The State Duma, the lower house of Russia’s parliament, passed several pieces of legislation Wednesday (October 21) which were far more radical–in terms of deficit spending and state interventions in the economy–than the government of Prime Minister Yevgeny Primakov was apparently contemplating. One bill would require the state to guarantee all funds, both rubles and foreign currency, held in Russian bank accounts as of September 1, 1998. The full amount held on that date, along with the interest promised on that date, will be guaranteed by the state, along with wage and social payments transferred into those accounts after September 1.

After the government devalued the ruble and declared a moratorium and domestic debt payments last August, many of Russia’s largest commercial banks, finding themselves in critical condition, suspended payments to deposit holders. The government subsequently gave customers the option of transferring their funds from commercial banks to Sberbank, the state’s savings bank. Ruble savings transferred to Sberbank, however, will not be available until December. Furthermore, no interest will be paid on such accounts. Hard currency savings will also become available only in December, and will be paid out at a very low exchange rate. According to the Duma’s plan, money in commercial banks would also be transferred to Sberbank. Those with ruble accounts would be guaranteed all interest earned, while hard-currency account holders could receive their funds at the official exchange rate on the day the law is published (Russian agencies, October 21).

The bill must now be approved by the Federation Council, the parliament’s upper chamber. Even if that happens, President Boris Yeltsin is likely to veto the legislation.

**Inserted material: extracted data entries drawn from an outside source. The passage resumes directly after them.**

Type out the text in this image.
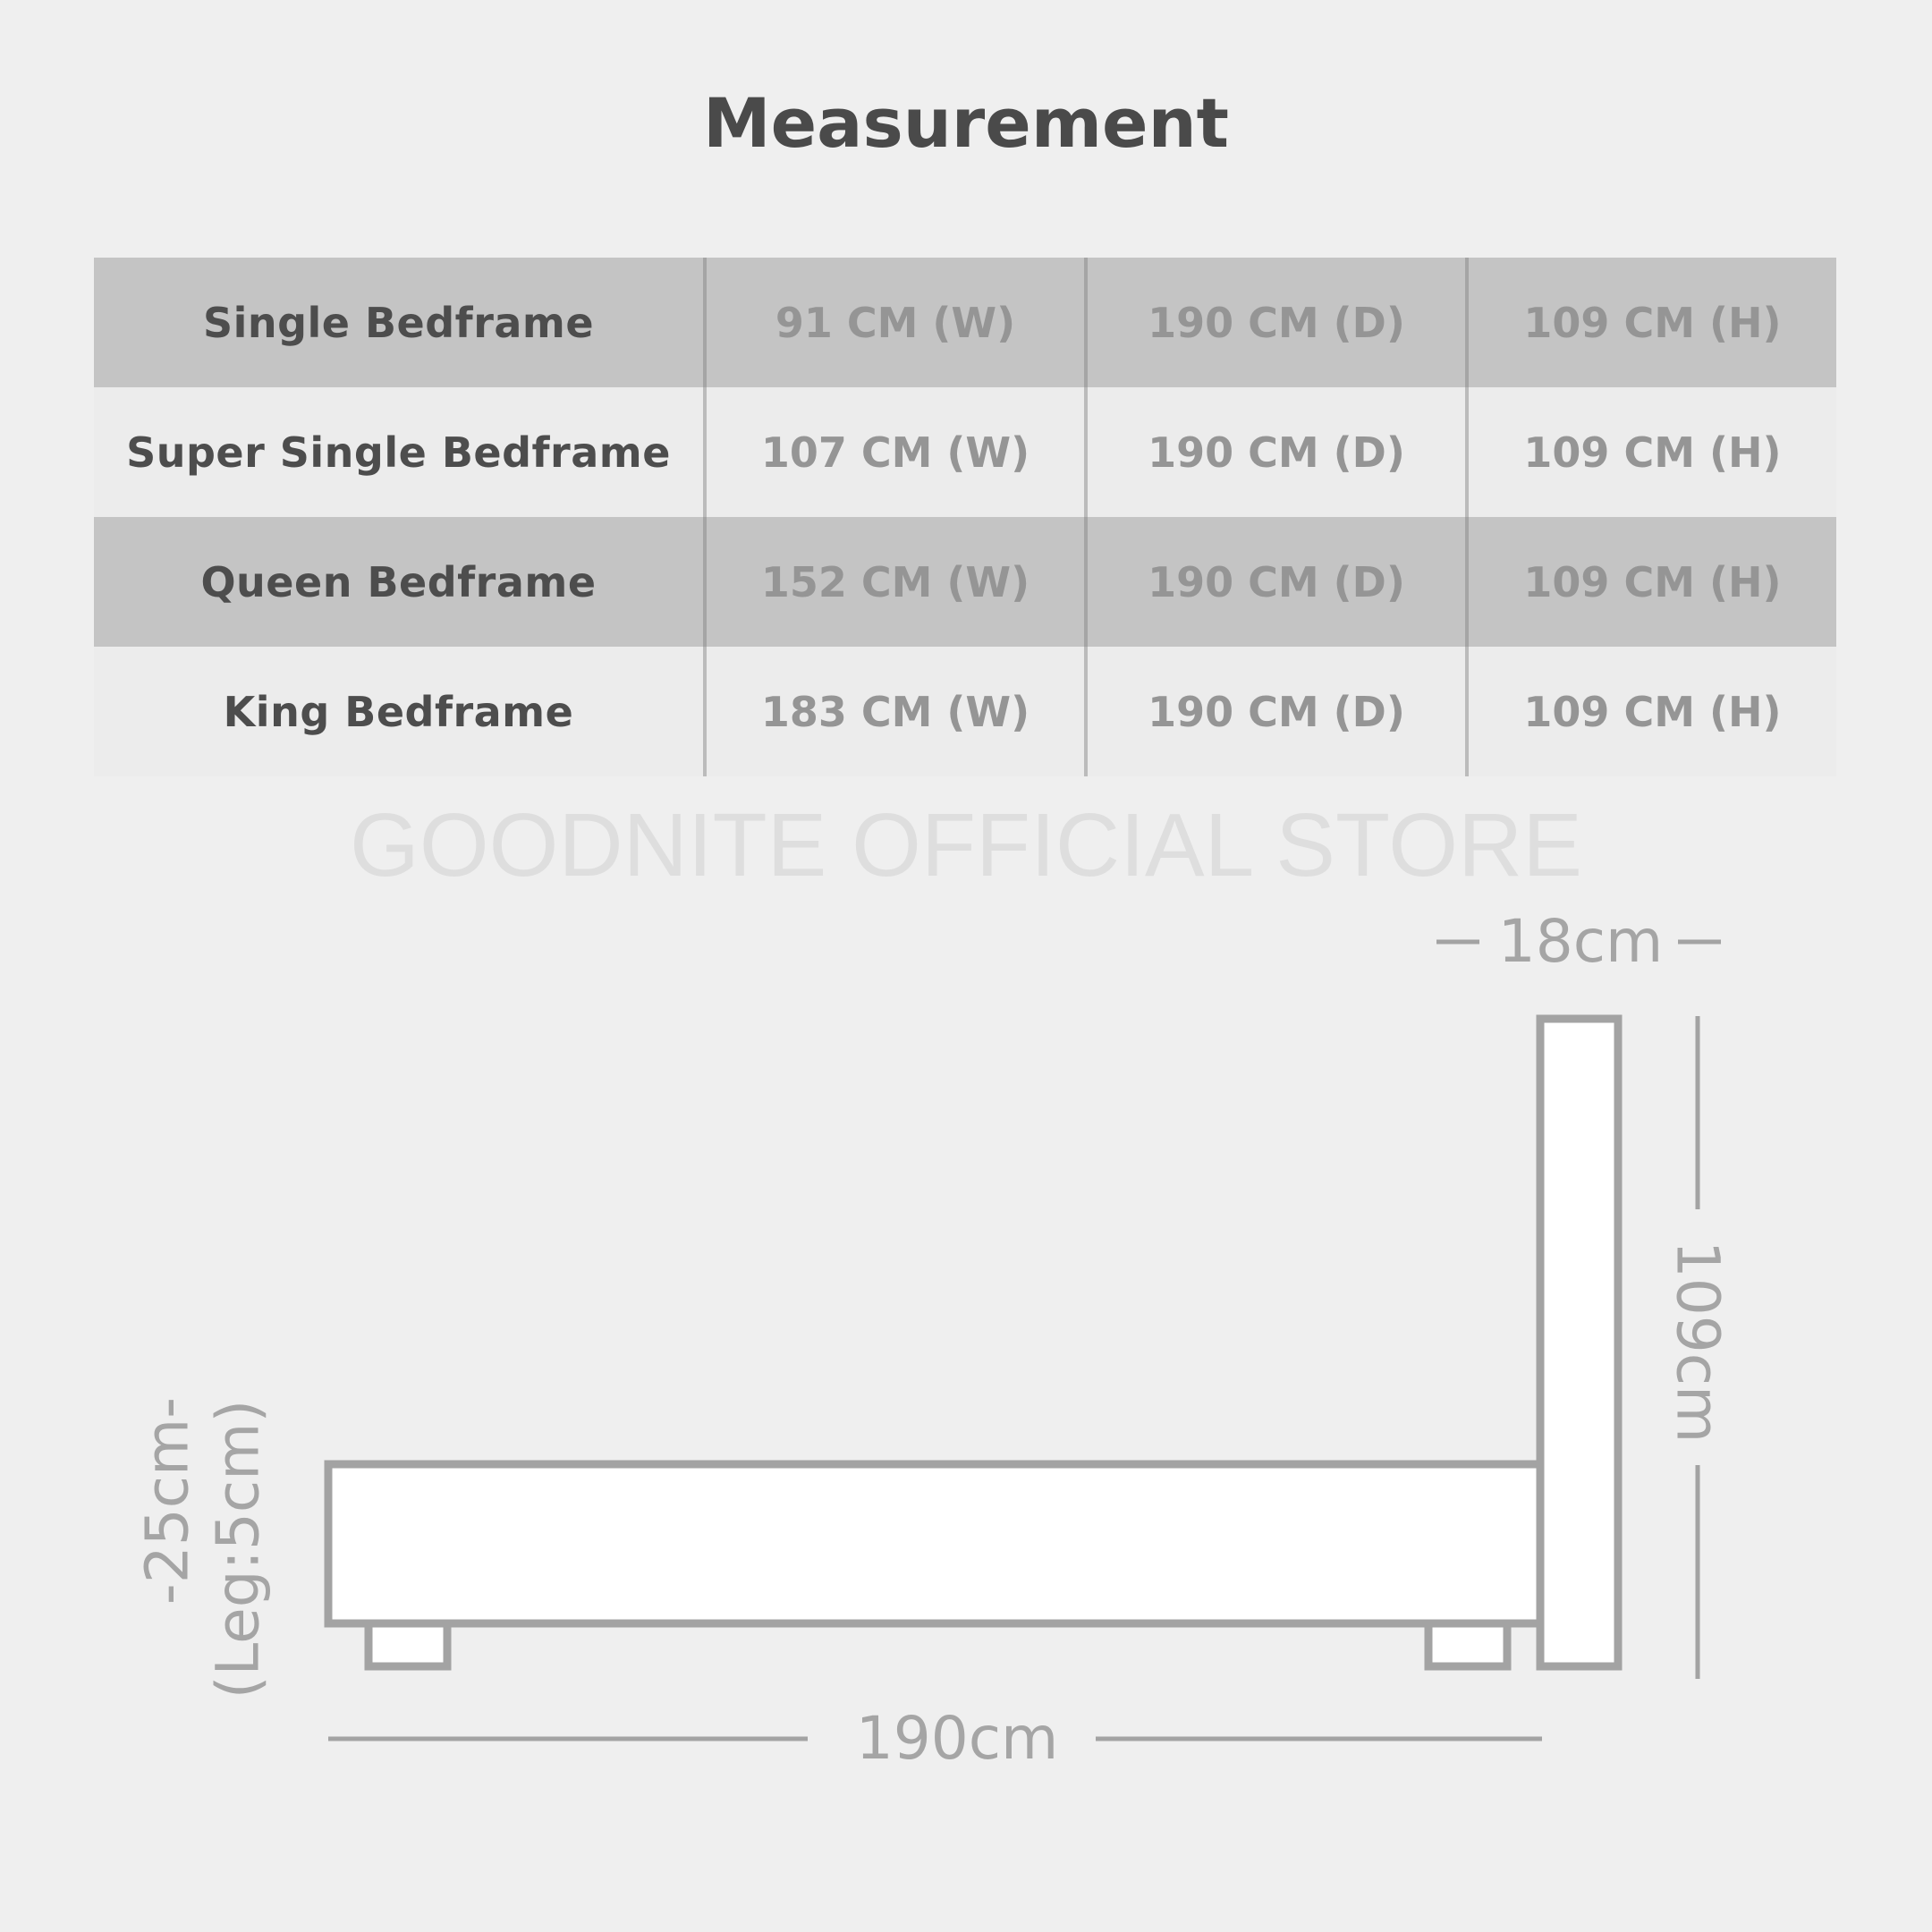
Measurement
Single Bedframe	91 CM (W)	190 CM (D)	109 CM (H)
Super Single Bedframe	107 CM (W)	190 CM (D)	109 CM (H)
Queen Bedframe	152 CM (W)	190 CM (D)	109 CM (H)
King Bedframe	183 CM (W)	190 CM (D)	109 CM (H)
GOODNITE OFFICIAL STORE
18cm
109cm
190cm
-25cm- (Leg:5cm)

The Duma passed a second measure, ostensibly directed against money laundering. It would require that any operations with money or other property worth more than 2000 minimum wages (166,980 rubles, or roughly US$9,800 at current exchange rates), if carried out by an individual, or worth 20,000 minimum wages (1,669,800 rubles, or roughly US$98,000), if carried out by a corporation, be reported to a host of state bodies. Those persons or companies found to be laundering illegally obtained money would be criminally prosecuted. Central Bank chief Viktor Gerashchenko came out against the proposal, which was the brainchild of Viktor Ilyukhin, head of the Duma’s security committee and a member of the Communist Party’s radical wing (Kommersant daily, October 22).